Mistborn : Fils-des-Brumes


L'avis de Cédric

Munin a déjà tout dit dans son billet, aussi je vous conseille de lire le sien (plus bas) avant le mien (qui ressemble comme deux gouttes à celui de Warbreaker, car c'est à peu près le même roman).

Mistborn débute sur une promesse libertaire séduisante : un bande de voleurs un peu magiciens qui montent un plan à la Ocean's Eleven pour faire tomber un tyran immortel qui a rendu son peuple esclave d'une théologie castratrice. Le gauchiste en moi rugit de plaisir : on y trucide du noble à tour de bras tout en parlant de lutte des classes et de magie. C'est le Grand Soir qui rencontre le jeu de rôles Midnight où Sauron (ou son frère) a gagné et domine le monde. C'est Marx qui renverse Tolkien. C'est la lutte finale, la vraie.

Et je dois reconnaître une fois de plus que Brandon Sanderson est un honnête artisan. Il fabrique toujours un univers dédié à son histoire afin de coller parfaitement à son intrigue. Il y a une vraie logique interne dans sa création de contexte. Mais du coup, on a l'impression que cet univers n'existe pas en dehors de l'histoire qui nous est racontée. Que si on ouvre une porte contre la volonté de l'auteur, elle débouche sur le vide. Son autre grand talent, c'est la création de système magique. C'est un vrai horloger dans son genre. Minutieux, appliqué, soigneux. Là, c'est une histoire de métal qui permettent des prouesses incroyables. Ça fonctionne. Mais là encore, c'est tellement mécanique que ça manque d'un supplément d'âme. Sanderson passe tellement de temps à mettre en scène sa magie et ses règles qu'on a souvent plus l'impression de lire le livret de règles d'un jeu de plateau qu'un roman. Tout est expliqué, surexpliqué, redit : c'est très académique.

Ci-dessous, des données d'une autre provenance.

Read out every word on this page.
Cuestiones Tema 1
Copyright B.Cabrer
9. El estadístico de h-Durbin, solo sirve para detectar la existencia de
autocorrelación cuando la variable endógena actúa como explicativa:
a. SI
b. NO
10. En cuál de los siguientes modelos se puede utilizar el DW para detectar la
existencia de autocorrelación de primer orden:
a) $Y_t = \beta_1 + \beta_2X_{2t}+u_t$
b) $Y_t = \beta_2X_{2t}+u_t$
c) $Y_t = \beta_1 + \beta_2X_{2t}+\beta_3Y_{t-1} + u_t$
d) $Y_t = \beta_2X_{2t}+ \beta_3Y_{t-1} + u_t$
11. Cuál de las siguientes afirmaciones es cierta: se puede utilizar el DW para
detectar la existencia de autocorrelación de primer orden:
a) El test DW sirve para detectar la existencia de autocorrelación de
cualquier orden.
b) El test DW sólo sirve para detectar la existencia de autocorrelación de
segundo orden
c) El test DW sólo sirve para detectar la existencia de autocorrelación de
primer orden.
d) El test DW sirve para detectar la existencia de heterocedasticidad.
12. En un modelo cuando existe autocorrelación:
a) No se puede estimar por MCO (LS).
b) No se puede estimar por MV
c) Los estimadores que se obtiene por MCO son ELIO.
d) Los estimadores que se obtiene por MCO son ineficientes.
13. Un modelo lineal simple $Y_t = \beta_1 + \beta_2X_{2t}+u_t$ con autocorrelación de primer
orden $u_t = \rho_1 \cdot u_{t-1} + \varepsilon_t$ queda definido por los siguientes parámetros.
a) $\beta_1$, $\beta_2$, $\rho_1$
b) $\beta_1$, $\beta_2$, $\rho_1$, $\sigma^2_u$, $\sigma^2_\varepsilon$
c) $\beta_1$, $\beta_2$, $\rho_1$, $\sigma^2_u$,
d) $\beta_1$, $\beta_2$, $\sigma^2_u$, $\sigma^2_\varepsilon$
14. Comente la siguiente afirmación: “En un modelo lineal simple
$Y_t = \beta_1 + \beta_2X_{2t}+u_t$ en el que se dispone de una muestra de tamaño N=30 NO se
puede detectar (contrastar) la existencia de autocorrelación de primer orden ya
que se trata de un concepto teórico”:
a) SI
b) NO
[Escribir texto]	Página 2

Et quand en plus l'auteur ajoute une couche de romance fleur bleu à son histoire, la mayonnaise prend une drôle de tournure. Il y a comme des grumeaux. Surtout qu'elle est voleuse, qu'il est noble et que leur amour est impossible. Mais on pardonnerait toute cette guimauve si l'intrigue centrale était solidement défendue par une narration impeccable. C'est loin d'être le cas. Les personnages secondaires sont des coquilles vides. Le déroulement du coup d'État est incohérent. Un peuple est en train de se révolter et c'est raconté platement comme un compte-rendu poussif de wargame. Oh, il y a des scènes d'action, car la magie des métaux permet des prouesses physiques qui dépotent, mais cette adrénaline n'arrive pas à camoufler l'écriture affreusement scolaire de Sanderson.

Brandon Sanderson est sans doute un MJ du tonnerre et je prendrais plaisir à faire du jeu de rôles avec lui car il a des idées de systèmes de magie intéressantes et très ludiques. Il sait créer des univers intéressants pour les rôlistes en faisant des variations autour des thèmes forts de la fantasy. Malheureusement, la qualité d'écriture n'est pas au rendez-vous. Ça donne un roman pas ignoblement mauvais mais c'est frustrant de voir autant de bonnes idées gachées par un affreux manque de style.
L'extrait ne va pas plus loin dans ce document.